Lilies are very dangerous because even a tiny amount of indigestion equates to swallowing enough toxin to kill your cat. The same goes to licking the flower’s pollen or drinking water from its vase. Like other toxic plants, if you have them in your home or garden prior to getting a cat, it is much more preferable to get rid of them so your home is free from flora toxicity.
Contact a veterinarian or poison control immediately the moment you think that your cat came close to a lily plant. Never delay a single second or if your cat does ingest a lily, they may die before help arrives at your home.
Tulips and hyacinths
A popular flower that you would likely have at home, tulips and hyacinths are unfortunately not an option as a home decoration if you have a cat, because they belong to the Liliaceae family, which includes the deadly lily species. Tulipalin A and B are the toxins for tulips, while hyacinths have narcissus-like alkaloids.
The bulbs contain the most concentrated toxins, although the flowers themselves are dangerous as a whole. Drooling, tremors, diarrhea, depression and vomiting are the symptoms your cat will get from the two plants.
Dieffenbachia, also known by different names such as dumb cane, exotica perfection, and tropic snow, are a common houseplant characterized by giant leaves with white spots.
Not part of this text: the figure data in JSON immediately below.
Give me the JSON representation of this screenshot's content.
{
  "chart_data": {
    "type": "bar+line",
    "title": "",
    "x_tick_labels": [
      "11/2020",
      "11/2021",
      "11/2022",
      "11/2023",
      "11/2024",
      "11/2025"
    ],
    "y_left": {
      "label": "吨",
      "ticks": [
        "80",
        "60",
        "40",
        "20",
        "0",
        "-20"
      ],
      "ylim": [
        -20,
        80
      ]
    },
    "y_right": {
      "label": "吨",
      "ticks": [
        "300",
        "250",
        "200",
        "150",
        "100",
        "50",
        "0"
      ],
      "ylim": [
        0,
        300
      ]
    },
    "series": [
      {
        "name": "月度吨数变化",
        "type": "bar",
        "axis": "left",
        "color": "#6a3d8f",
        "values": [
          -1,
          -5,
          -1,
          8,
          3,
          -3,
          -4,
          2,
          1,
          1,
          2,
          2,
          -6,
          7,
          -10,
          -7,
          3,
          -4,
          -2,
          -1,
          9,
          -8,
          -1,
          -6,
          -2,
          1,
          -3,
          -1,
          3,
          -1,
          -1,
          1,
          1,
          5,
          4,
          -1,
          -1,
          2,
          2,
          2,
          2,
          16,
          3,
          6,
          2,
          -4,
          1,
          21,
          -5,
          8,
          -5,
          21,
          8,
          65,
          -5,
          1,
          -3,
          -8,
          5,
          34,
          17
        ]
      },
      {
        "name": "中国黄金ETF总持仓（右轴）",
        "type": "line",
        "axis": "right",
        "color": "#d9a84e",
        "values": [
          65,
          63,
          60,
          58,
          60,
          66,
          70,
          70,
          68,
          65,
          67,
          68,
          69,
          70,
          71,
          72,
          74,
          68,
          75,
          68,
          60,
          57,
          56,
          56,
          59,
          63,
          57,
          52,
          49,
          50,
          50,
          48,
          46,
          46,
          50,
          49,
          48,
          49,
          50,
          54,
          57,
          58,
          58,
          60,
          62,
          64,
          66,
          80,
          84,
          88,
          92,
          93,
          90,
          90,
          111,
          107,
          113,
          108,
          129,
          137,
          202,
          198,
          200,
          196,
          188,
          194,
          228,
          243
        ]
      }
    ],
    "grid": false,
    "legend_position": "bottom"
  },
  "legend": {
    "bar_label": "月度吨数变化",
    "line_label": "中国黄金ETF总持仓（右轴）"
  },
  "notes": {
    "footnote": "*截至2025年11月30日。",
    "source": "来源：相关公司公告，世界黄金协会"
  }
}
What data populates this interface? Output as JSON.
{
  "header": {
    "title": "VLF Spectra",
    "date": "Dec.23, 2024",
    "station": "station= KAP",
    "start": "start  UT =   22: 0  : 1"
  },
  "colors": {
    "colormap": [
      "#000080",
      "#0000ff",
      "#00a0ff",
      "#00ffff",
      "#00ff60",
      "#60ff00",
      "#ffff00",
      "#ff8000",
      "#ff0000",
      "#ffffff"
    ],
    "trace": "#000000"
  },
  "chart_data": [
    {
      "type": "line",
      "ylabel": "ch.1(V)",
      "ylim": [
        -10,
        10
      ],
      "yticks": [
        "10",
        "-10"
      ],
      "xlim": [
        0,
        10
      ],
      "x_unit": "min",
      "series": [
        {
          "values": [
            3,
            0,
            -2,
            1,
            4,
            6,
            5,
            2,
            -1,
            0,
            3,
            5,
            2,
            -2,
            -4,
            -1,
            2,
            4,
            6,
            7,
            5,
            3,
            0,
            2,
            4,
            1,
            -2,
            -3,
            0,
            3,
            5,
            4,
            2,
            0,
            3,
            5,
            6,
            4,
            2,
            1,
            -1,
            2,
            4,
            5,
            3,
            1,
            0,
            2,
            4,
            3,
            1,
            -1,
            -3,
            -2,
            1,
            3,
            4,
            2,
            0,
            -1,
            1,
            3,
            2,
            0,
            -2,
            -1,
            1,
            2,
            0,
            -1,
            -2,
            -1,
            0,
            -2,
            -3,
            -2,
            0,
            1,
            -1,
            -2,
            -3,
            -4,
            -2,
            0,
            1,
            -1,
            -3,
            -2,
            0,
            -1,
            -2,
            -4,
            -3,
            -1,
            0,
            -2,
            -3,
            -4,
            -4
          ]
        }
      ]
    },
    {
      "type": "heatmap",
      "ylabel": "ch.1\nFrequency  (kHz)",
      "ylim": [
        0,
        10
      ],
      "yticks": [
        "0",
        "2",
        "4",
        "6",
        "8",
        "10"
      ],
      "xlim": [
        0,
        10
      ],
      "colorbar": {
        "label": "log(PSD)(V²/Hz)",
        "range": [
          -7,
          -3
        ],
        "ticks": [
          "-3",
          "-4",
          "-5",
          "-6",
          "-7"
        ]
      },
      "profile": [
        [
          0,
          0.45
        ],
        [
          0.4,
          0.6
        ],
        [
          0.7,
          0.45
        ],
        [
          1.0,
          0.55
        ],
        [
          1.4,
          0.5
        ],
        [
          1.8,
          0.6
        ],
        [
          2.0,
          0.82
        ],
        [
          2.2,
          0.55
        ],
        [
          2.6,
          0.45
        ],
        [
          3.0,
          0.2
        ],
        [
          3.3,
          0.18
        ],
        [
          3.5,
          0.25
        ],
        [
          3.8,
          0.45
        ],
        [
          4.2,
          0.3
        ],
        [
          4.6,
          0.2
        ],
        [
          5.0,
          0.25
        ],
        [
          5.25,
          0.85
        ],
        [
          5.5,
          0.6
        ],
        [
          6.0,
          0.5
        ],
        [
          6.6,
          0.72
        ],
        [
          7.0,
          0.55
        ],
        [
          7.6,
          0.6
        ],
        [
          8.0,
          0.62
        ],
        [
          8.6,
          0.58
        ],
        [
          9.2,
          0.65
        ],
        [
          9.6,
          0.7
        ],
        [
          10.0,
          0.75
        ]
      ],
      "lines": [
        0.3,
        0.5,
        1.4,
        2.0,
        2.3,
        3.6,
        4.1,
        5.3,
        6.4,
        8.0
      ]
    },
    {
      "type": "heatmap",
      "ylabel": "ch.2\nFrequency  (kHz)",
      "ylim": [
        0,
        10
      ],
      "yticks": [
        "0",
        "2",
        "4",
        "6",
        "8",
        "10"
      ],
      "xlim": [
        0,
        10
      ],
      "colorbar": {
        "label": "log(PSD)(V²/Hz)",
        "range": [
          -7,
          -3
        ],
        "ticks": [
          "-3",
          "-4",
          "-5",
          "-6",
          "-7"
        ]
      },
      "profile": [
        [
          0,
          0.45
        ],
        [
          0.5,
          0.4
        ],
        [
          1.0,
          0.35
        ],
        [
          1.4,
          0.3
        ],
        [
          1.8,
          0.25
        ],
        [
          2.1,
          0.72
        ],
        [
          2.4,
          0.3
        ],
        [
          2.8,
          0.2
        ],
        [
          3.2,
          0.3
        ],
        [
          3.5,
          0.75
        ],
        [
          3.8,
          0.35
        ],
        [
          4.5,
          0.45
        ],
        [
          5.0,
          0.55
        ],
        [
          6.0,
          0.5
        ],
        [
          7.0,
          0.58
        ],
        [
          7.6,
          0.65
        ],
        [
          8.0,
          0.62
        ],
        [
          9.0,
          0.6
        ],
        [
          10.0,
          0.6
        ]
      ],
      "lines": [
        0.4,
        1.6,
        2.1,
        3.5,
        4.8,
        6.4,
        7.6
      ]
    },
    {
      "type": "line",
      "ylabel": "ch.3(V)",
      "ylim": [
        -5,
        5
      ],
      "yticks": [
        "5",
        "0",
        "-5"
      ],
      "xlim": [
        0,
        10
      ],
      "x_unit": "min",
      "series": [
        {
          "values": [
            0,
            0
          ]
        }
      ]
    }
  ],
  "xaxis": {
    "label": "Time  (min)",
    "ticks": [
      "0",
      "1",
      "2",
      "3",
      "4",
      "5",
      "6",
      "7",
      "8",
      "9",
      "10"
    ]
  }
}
They belong to a family of tropical flowering plants in the Araceae family. Dieffenbachia contains insoluble calcium oxalate crystals which can cause oral irritation through symptoms such as drooling, vomiting, burning sensations in the mouth and difficulty swallowing.
Though not fatal, your cat will still feel very uncomfortable and painful from its exposure to this plant.
Another common houseplant that appears as leaves is sago palm, or coontie or cardboard palm. All parts are toxic, but the seeds yield the deadliest toxin, which is cycasin. Cycasin can cause severe liver problems, vomiting, diarrhea, increased thirst, lethargy, bruising and eventually death.
Seek treatment immediately if you suspect your cat to come into contact with sago palm. Unfortunately, even with aggressive vet treatment, the chances of survival is around 50% according to the website of Pet Poison Helpline.